Which POW camp was worst?

The Midnight Massacre is remembered for being “the worst massacre at a POW camp in U.S. history” and represented the largest killing of enemy prisoners in the United States during World War II. A museum was opened at Camp Salina in 2016….

Utah prisoner of war massacre
Injured 19
Perpetrator Clarence V. Bertucci

What happened to Confederate prisoners of war?

Between 1862-1865, approximately 4-6,000 Confederate prisoners died from starvation, disease, and cold at Camp Douglas. Despite the filth, freezing temperatures, inadequate clothing, and disease, however, some Confederates told of being treated humanely.

What did Civil War prisoners eat?

Rations consisted of bacon, beef, coffee, sugar and one loaf of bread each per day. The wooden stockade—700 feet long and 300 feet wide—was smaller than the one at Andersonville.
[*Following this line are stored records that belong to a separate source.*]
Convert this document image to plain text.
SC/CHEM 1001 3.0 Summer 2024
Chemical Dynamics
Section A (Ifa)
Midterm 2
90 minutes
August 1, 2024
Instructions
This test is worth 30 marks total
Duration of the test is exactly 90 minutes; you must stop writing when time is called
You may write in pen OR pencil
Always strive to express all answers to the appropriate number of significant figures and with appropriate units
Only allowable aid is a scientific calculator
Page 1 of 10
The prisoners were housed in barracks.

How many black soldiers fought for the Union?

By the end of the Civil War, roughly 179,000 black men (10% of the Union Army) served as soldiers in the U.S. Army and another 19,000 served in the Navy. Nearly 40,000 black soldiers died over the course of the war—30,000 of infection or disease.
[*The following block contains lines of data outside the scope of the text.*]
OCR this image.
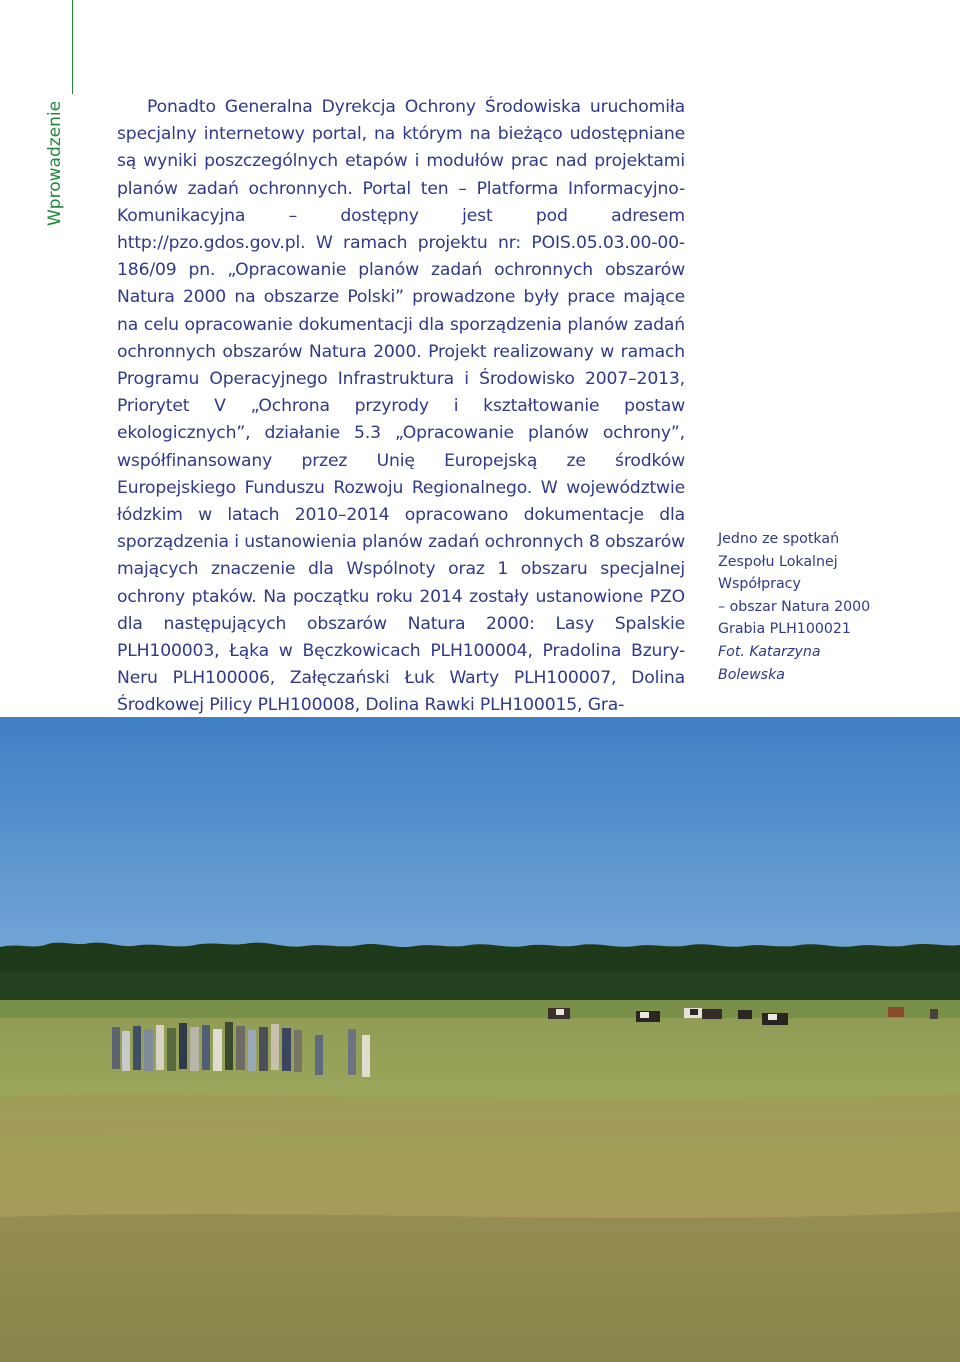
Wprowadzenie	Ponadto Generalna Dyrekcja Ochrony Środowiska uruchomiła specjalny internetowy portal, na którym na bieżąco udostępniane są wyniki poszczególnych etapów i modułów prac nad projektami planów zadań ochronnych. Portal ten – Platforma Informacyjno-Komunikacyjna – dostępny jest pod adresem http://pzo.gdos.gov.pl. W ramach projektu nr: POIS.05.03.00-00-186/09 pn. „Opracowanie planów zadań ochronnych obszarów Natura 2000 na obszarze Polski” prowadzone były prace mające na celu opracowanie dokumentacji dla sporządzenia planów zadań ochronnych obszarów Natura 2000. Projekt realizowany w ramach Programu Operacyjnego Infrastruktura i Środowisko 2007–2013, Priorytet V „Ochrona przyrody i kształtowanie postaw ekologicznych”, działanie 5.3 „Opracowanie planów ochrony”, współfinansowany przez Unię Europejską ze środków Europejskiego Funduszu Rozwoju Regionalnego. W województwie łódzkim w latach 2010–2014 opracowano dokumentacje dla sporządzenia i ustanowienia planów zadań ochronnych 8 obszarów mających znaczenie dla Wspólnoty oraz 1 obszaru specjalnej ochrony ptaków. Na początku roku 2014 zostały ustanowione PZO dla następujących obszarów Natura 2000: Lasy Spalskie PLH100003, Łąka w Bęczkowicach PLH100004, Pradolina Bzury-Neru PLH100006, Załęczański Łuk Warty PLH100007, Dolina Środkowej Pilicy PLH100008, Dolina Rawki PLH100015, Gra-

Jedno ze spotkań
Zespołu Lokalnej
Współpracy
– obszar Natura 2000
Grabia PLH100021
Fot. Katarzyna
Bolewska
What was so bad about Andersonville?

It was overcrowded to four times its capacity, with an inadequate water supply, inadequate food and unsanitary conditions. Of the approximately 45,000 Union prisoners held at Camp Sumter during the war, nearly 13,000 died. The chief causes of death were scurvy, diarrhea and dysentery.

Who was the longest serving POW?

Col. Floyd J. Thompson
Col. Floyd J. Thompson, who endured nearly nine years of torture, disease and starvation in Vietnam as the longest-held prisoner of war in American history, has died. He was 69.

What did Civil War soldiers drink?

During the Civil War, a variety of alcoholic beverages were distributed as medicine in the forms of spiritus frumenti (whiskey) and spiritus vini gallici (brandy). Harpers Weekly sketch of soldiers taking a quinine ration. The whiskey was meant to help with the bitterness.

What would happen to the black soldiers if they were caught fighting for the North?

What would happen to the black soldiers if they were caught fighting for the North? What would happen to the white officers of the South caught them? they shall be deemed as inciting servile insurrection and shall be put to death.